İSO Meclisi'nin aylık olağan toplantısı 'Nitelikli ve Sürdürülebilir Üretim Ekonomisi İçin Finansal Politikaların ve Fiyat İstikrarının Önemi' ana gündemi ve Türkiye Cumhuriyet Merkez Bankası Başkanı Murat Uysal'ın katılımı ile gerçekleştirildi.
İstanbul Sanayi Odası Yönetim Kurulu Başkanı Erdal Bahçıvan, burada yaptığı konuşmada, sanayici olarak keyfi nedenlerden dolayı döviz borçlanmasına yönelmediklerini belirterek, "Uzun vadeli, uygun maliyetli TL kredi bulamadığımız için yurt dışı kaynaklara yönelmek zorunda kaldık. Ama bugün önemli bir döviz borcu ve kur riskini üzerimizde taşıyoruz" diye konuştu.
'Dolarizasyonun hayatımızdan çıkarılmasında yarar görüyoruz'
Bahçıvan, "Bununla birlikte bizler içinden geçtiğimiz ekonomik dengelenme sürecinde TL finansman koşullarının nispeten iyileşmesinden de destek alarak yüksek döviz borçlarının TL’ye döndürülmesi konusunda teşvik edici bir model sunulabileceğini düşünüyoruz. Bu çerçevede, dolarizasyonun hayatımızdan çıkarılması ve TL ile borçlanma felsefesinin yaygınlaştırılmasında yarar görüyoruz. Bu noktada reel sektörümüzün kur risklerine karşı direncini artırmak, savunma mekanizmalarını güçlendirmek amacıyla inovatif destekler sağlanması ve eğitimler düzenlenmesi gerektiğini de unutmamalıyız" ifadelerini kullandı.
'Türkiye'nin krize davetiye çıkaran dopingli büyüme arayışlarına son vermesi gerekiyor'
Türkiye ekonomisinin, önündeki en temel sorunun makul, sürdürülebilir, nitelikli ve kaliteli büyüme sorunu olduğunu dile getiren Bahçıvan, şunları söyledi:
"Ekonomik kalkınma ve refah yaratan kapsayıcı bir büyüme özlemimizdir. Bu çerçevede yüksek büyüme-yüksek cari açık kısır döngüsünden kalıcı olarak çıkılmasını sağlayacak yapısal reformların artık daha fazla zaman yitirilmeden kararlılıkla hayata geçirilmesinin zamanı geldiğine inanıyoruz. Türkiye’nin krize davetiye çıkaran dopingli büyüme arayışlarına artık son vermesi gerekiyor. Zira, kısır bir döngüye yol açan bu durum, Türkiye ekonomisinde büyük zorluklarla, özveriyle inşa edilen üretim merkezlerini tahribata uğratıyor. İstihdam kayıplarına neden oluyor. Kaynak israfına yol açıyor."

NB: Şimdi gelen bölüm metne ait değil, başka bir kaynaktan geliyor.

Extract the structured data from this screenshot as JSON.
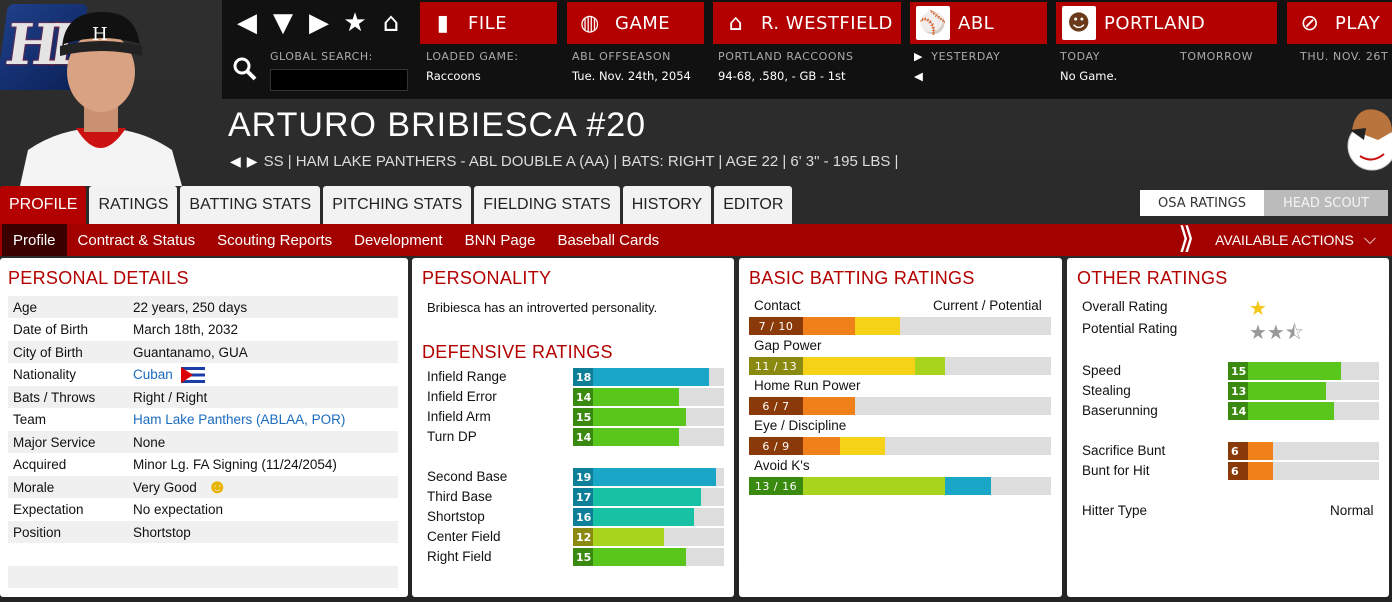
{
  "header": {
    "logo_text": "HL",
    "search_label": "GLOBAL SEARCH:",
    "search_value": "",
    "buttons": {
      "file": "FILE",
      "game": "GAME",
      "team": "R. WESTFIELD",
      "league": "ABL",
      "club": "PORTLAND",
      "play": "PLAY"
    },
    "loaded_game": {
      "label": "LOADED GAME:",
      "value": "Raccoons"
    },
    "season": {
      "label": "ABL OFFSEASON",
      "value": "Tue. Nov. 24th, 2054"
    },
    "team_info": {
      "label": "PORTLAND RACCOONS",
      "value": "94-68, .580, - GB - 1st"
    },
    "yesterday": "YESTERDAY",
    "today": {
      "label": "TODAY",
      "value": "No Game."
    },
    "tomorrow": "TOMORROW",
    "next_date": "THU. NOV. 26T"
  },
  "player": {
    "name": "ARTURO BRIBIESCA  #20",
    "info": "SS | HAM LAKE PANTHERS - ABL DOUBLE A (AA)  |  BATS: RIGHT  |  AGE 22  |  6' 3\" - 195 LBS  |"
  },
  "tabs": [
    "PROFILE",
    "RATINGS",
    "BATTING STATS",
    "PITCHING STATS",
    "FIELDING STATS",
    "HISTORY",
    "EDITOR"
  ],
  "osa_toggle": [
    "OSA RATINGS",
    "HEAD SCOUT"
  ],
  "subnav": [
    "Profile",
    "Contract & Status",
    "Scouting Reports",
    "Development",
    "BNN Page",
    "Baseball Cards"
  ],
  "available_actions": "AVAILABLE ACTIONS",
  "personal": {
    "title": "PERSONAL DETAILS",
    "rows": [
      {
        "k": "Age",
        "v": "22 years, 250 days"
      },
      {
        "k": "Date of Birth",
        "v": "March 18th, 2032"
      },
      {
        "k": "City of Birth",
        "v": "Guantanamo, GUA"
      },
      {
        "k": "Nationality",
        "v": "Cuban"
      },
      {
        "k": "Bats / Throws",
        "v": "Right / Right"
      },
      {
        "k": "Team",
        "v": "Ham Lake Panthers (ABLAA, POR)"
      },
      {
        "k": "Major Service",
        "v": "None"
      },
      {
        "k": "Acquired",
        "v": "Minor Lg. FA Signing (11/24/2054)"
      },
      {
        "k": "Morale",
        "v": "Very Good"
      },
      {
        "k": "Expectation",
        "v": "No expectation"
      },
      {
        "k": "Position",
        "v": "Shortstop"
      }
    ]
  },
  "personality": {
    "title": "PERSONALITY",
    "text": "Bribiesca has an introverted personality."
  },
  "defensive": {
    "title": "DEFENSIVE RATINGS",
    "infield": [
      {
        "name": "Infield Range",
        "value": 18
      },
      {
        "name": "Infield Error",
        "value": 14
      },
      {
        "name": "Infield Arm",
        "value": 15
      },
      {
        "name": "Turn DP",
        "value": 14
      }
    ],
    "positions": [
      {
        "name": "Second Base",
        "value": 19
      },
      {
        "name": "Third Base",
        "value": 17
      },
      {
        "name": "Shortstop",
        "value": 16
      },
      {
        "name": "Center Field",
        "value": 12
      },
      {
        "name": "Right Field",
        "value": 15
      }
    ]
  },
  "batting": {
    "title": "BASIC BATTING RATINGS",
    "legend": "Current / Potential",
    "ratings": [
      {
        "name": "Contact",
        "current": 7,
        "potential": 10,
        "text": "7 / 10"
      },
      {
        "name": "Gap Power",
        "current": 11,
        "potential": 13,
        "text": "11 / 13"
      },
      {
        "name": "Home Run Power",
        "current": 6,
        "potential": 7,
        "text": "6 / 7"
      },
      {
        "name": "Eye / Discipline",
        "current": 6,
        "potential": 9,
        "text": "6 / 9"
      },
      {
        "name": "Avoid K's",
        "current": 13,
        "potential": 16,
        "text": "13 / 16"
      }
    ]
  },
  "other": {
    "title": "OTHER RATINGS",
    "overall_label": "Overall Rating",
    "overall_stars": 1,
    "potential_label": "Potential Rating",
    "potential_stars": 2.5,
    "running": [
      {
        "name": "Speed",
        "value": 15
      },
      {
        "name": "Stealing",
        "value": 13
      },
      {
        "name": "Baserunning",
        "value": 14
      }
    ],
    "bunting": [
      {
        "name": "Sacrifice Bunt",
        "value": 6
      },
      {
        "name": "Bunt for Hit",
        "value": 6
      }
    ],
    "hitter_type_label": "Hitter Type",
    "hitter_type": "Normal"
  },
  "colors": {
    "red": "#b30000",
    "blue": "#1aa7c7",
    "teal": "#16c1a4",
    "green": "#58c61a",
    "lime": "#a8d41e",
    "orange": "#f0801a",
    "yellow": "#f5d217",
    "darkorange": "#c0550d"
  }
}
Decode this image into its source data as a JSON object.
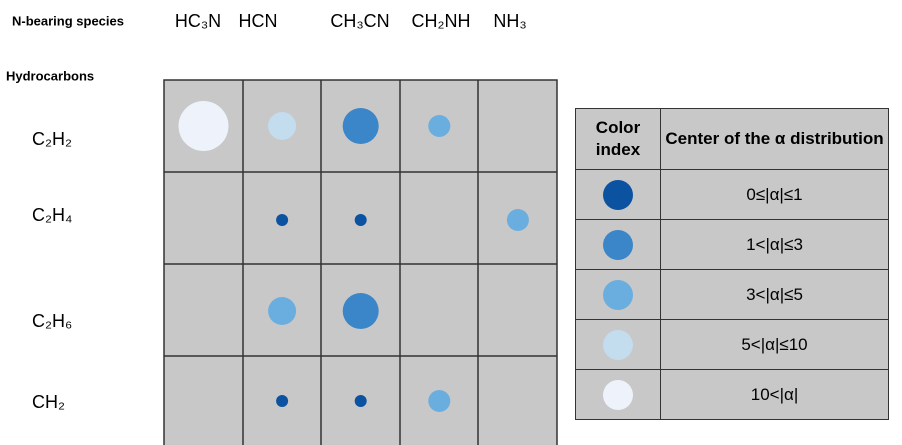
{
  "header": {
    "species_label": "N-bearing species",
    "hydrocarbons_label": "Hydrocarbons"
  },
  "columns": [
    "HC₃N",
    "HCN",
    "CH₃CN",
    "CH₂NH",
    "NH₃"
  ],
  "rows": [
    {
      "label": "C₂H₂",
      "cells": [
        {
          "color_index": 4,
          "size": "xl"
        },
        {
          "color_index": 3,
          "size": "m"
        },
        {
          "color_index": 1,
          "size": "l"
        },
        {
          "color_index": 2,
          "size": "s"
        },
        null
      ]
    },
    {
      "label": "C₂H₄",
      "cells": [
        null,
        {
          "color_index": 0,
          "size": "xs"
        },
        {
          "color_index": 0,
          "size": "xs"
        },
        null,
        {
          "color_index": 2,
          "size": "s"
        }
      ]
    },
    {
      "label": "C₂H₆",
      "cells": [
        null,
        {
          "color_index": 2,
          "size": "m"
        },
        {
          "color_index": 1,
          "size": "l"
        },
        null,
        null
      ]
    },
    {
      "label": "CH₂",
      "cells": [
        null,
        {
          "color_index": 0,
          "size": "xs"
        },
        {
          "color_index": 0,
          "size": "xs"
        },
        {
          "color_index": 2,
          "size": "s"
        },
        null
      ]
    }
  ],
  "legend": {
    "headers": [
      "Color index",
      "Center of the α distribution"
    ],
    "rows": [
      {
        "color": "#0b52a0",
        "range": "0≤|α|≤1"
      },
      {
        "color": "#3a86c8",
        "range": "1<|α|≤3"
      },
      {
        "color": "#6aaee0",
        "range": "3<|α|≤5"
      },
      {
        "color": "#c3dcee",
        "range": "5<|α|≤10"
      },
      {
        "color": "#eef3fb",
        "range": "10<|α|"
      }
    ]
  }
}
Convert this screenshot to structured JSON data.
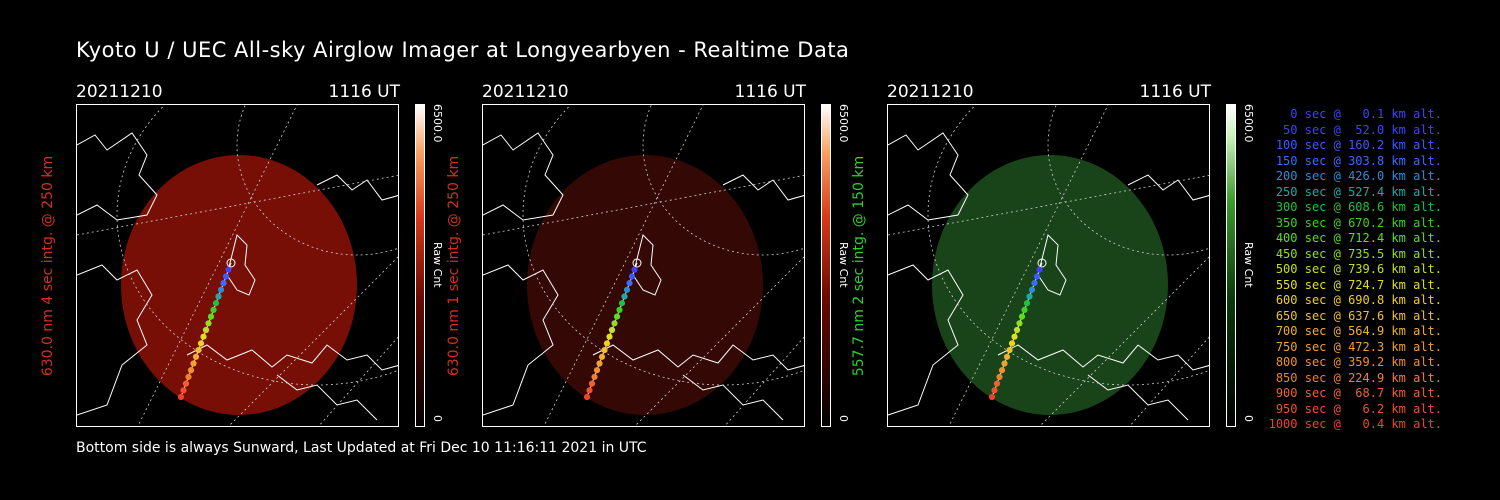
{
  "title": "Kyoto U / UEC All-sky Airglow Imager at Longyearbyen - Realtime Data",
  "footer": "Bottom side is always Sunward, Last Updated at Fri Dec 10 11:16:11 2021 in UTC",
  "panels": [
    {
      "date": "20211210",
      "time": "1116 UT",
      "ylabel": "630.0 nm 4 sec intg. @ 250 km",
      "cbar_max": "6500.0",
      "cbar_unit": "Raw Cnt",
      "cbar_min": "0",
      "label_color": "#d4301c",
      "glow_color": "#8c1208",
      "glow_opacity": 0.85
    },
    {
      "date": "20211210",
      "time": "1116 UT",
      "ylabel": "630.0 nm 1 sec intg. @ 250 km",
      "cbar_max": "6500.0",
      "cbar_unit": "Raw Cnt",
      "cbar_min": "0",
      "label_color": "#d4301c",
      "glow_color": "#3a0906",
      "glow_opacity": 0.9
    },
    {
      "date": "20211210",
      "time": "1116 UT",
      "ylabel": "557.7 nm 2 sec intg. @ 150 km",
      "cbar_max": "6500.0",
      "cbar_unit": "Raw Cnt",
      "cbar_min": "0",
      "label_color": "#2fd02f",
      "glow_color": "#1c4a1c",
      "glow_opacity": 0.9
    }
  ],
  "legend": [
    {
      "text": "0 sec @   0.1 km alt.",
      "color": "#4040ff"
    },
    {
      "text": "50 sec @  52.0 km alt.",
      "color": "#4040ff"
    },
    {
      "text": "100 sec @ 160.2 km alt.",
      "color": "#3a5cff"
    },
    {
      "text": "150 sec @ 303.8 km alt.",
      "color": "#3a6cff"
    },
    {
      "text": "200 sec @ 426.0 km alt.",
      "color": "#2a8cd8"
    },
    {
      "text": "250 sec @ 527.4 km alt.",
      "color": "#20a8a8"
    },
    {
      "text": "300 sec @ 608.6 km alt.",
      "color": "#20c040"
    },
    {
      "text": "350 sec @ 670.2 km alt.",
      "color": "#40d020"
    },
    {
      "text": "400 sec @ 712.4 km alt.",
      "color": "#60dc20"
    },
    {
      "text": "450 sec @ 735.5 km alt.",
      "color": "#90e020"
    },
    {
      "text": "500 sec @ 739.6 km alt.",
      "color": "#c0e020"
    },
    {
      "text": "550 sec @ 724.7 km alt.",
      "color": "#e0e020"
    },
    {
      "text": "600 sec @ 690.8 km alt.",
      "color": "#f0d020"
    },
    {
      "text": "650 sec @ 637.6 km alt.",
      "color": "#f0c030"
    },
    {
      "text": "700 sec @ 564.9 km alt.",
      "color": "#f0b030"
    },
    {
      "text": "750 sec @ 472.3 km alt.",
      "color": "#f0a030"
    },
    {
      "text": "800 sec @ 359.2 km alt.",
      "color": "#f09030"
    },
    {
      "text": "850 sec @ 224.9 km alt.",
      "color": "#f08030"
    },
    {
      "text": "900 sec @  68.7 km alt.",
      "color": "#f06030"
    },
    {
      "text": "950 sec @   6.2 km alt.",
      "color": "#f05030"
    },
    {
      "text": "1000 sec @   0.4 km alt.",
      "color": "#f04030"
    }
  ]
}
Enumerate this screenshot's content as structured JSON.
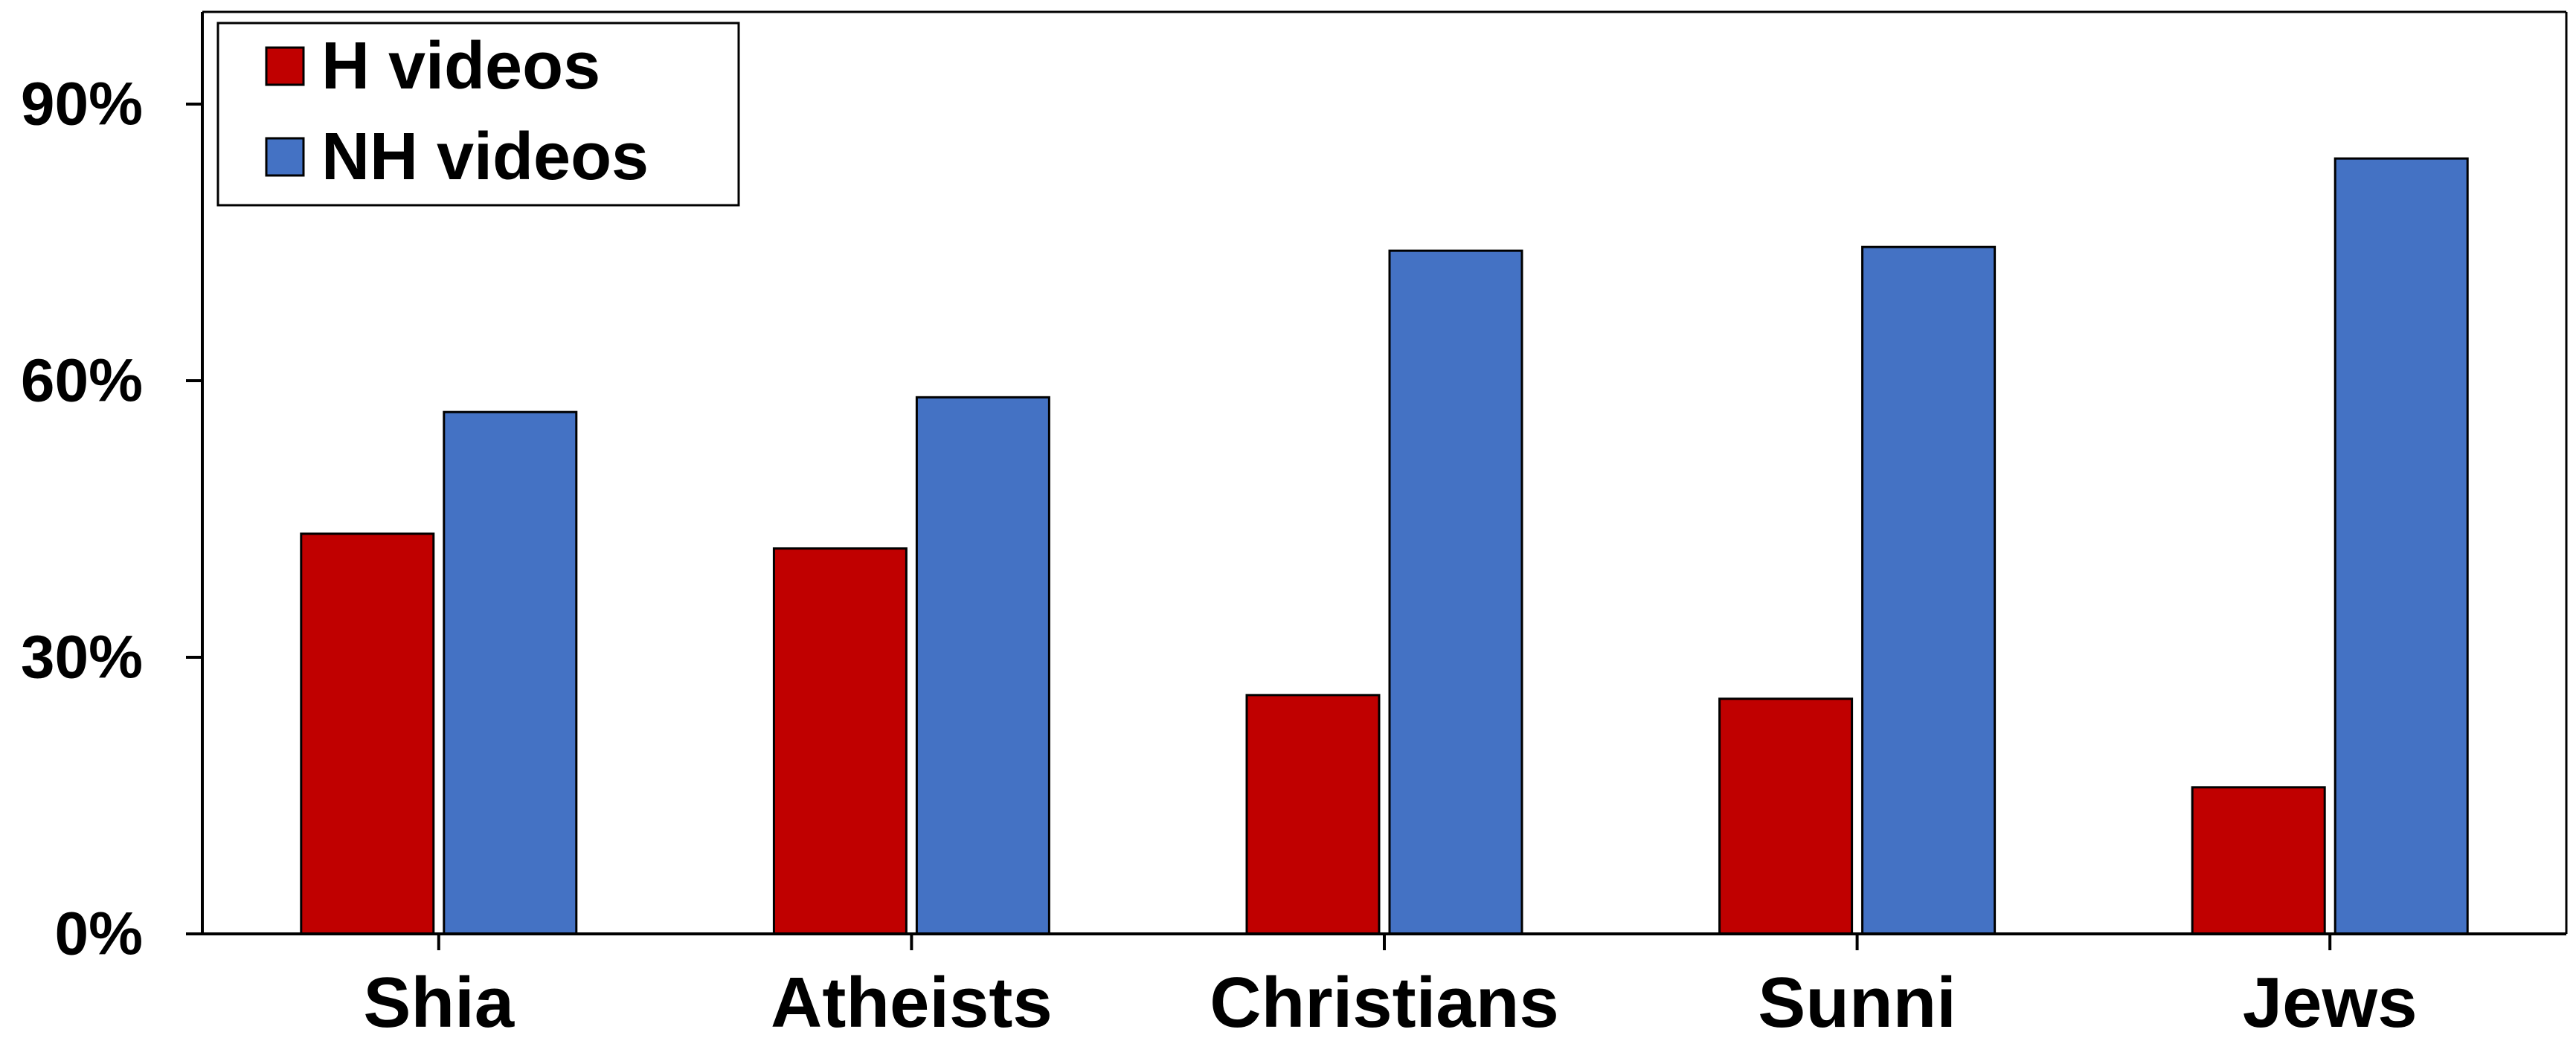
{
  "chart_data": {
    "type": "bar",
    "title": "",
    "xlabel": "",
    "ylabel": "",
    "categories": [
      "Shia",
      "Atheists",
      "Christians",
      "Sunni",
      "Jews"
    ],
    "series": [
      {
        "name": "H videos",
        "color": "#C00000",
        "values": [
          43.4,
          41.8,
          25.9,
          25.5,
          15.9
        ]
      },
      {
        "name": "NH videos",
        "color": "#4472C4",
        "values": [
          56.6,
          58.2,
          74.1,
          74.5,
          84.1
        ]
      }
    ],
    "ylim": [
      0,
      100
    ],
    "yticks": [
      0,
      30,
      60,
      90
    ],
    "ytick_labels": [
      "0%",
      "30%",
      "60%",
      "90%"
    ],
    "grid": false,
    "legend_position": "top-left"
  }
}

'Tapu ve ipoteğe dayalı bir bankacılık anlayışından uzaklaşmalıyız'
Bahçıvan, sanayinin finansman kaynaklarını sınırlayan en önemli unsurlardan birinin de 'teminata dayalı bankacılık anlayışı' olduğunu vurgulayarak, sözlerini şöyle tamamladı:
"Bugün sanayici olarak yatırımlarımız için kredi almak istediğimizde, kredi tutarının 2 hatta 3-4 katına varan teminat talepleriyle karşı karşıya kalıyoruz. Teknoloji odaklı bir sanayi hamlesi hedeflediğimiz bu dönemde tapu ve ipoteğe dayalı bir bankacılık anlayışından artık uzaklaşmamız gerekiyor. Teminat sorunlarımızın hafifletilmesinde Kredi Garanti Fonu (KGF) deneyimi, bize güzel bir örnek oluşturdu. Teminat kaldıracı işlevi görerek reel sektörü belli ölçüde rahatlatan KGF’nin bundan sonra niteliksel bir dönüşümle üretken yatırımlara katkısının artırılmasını umuyoruz."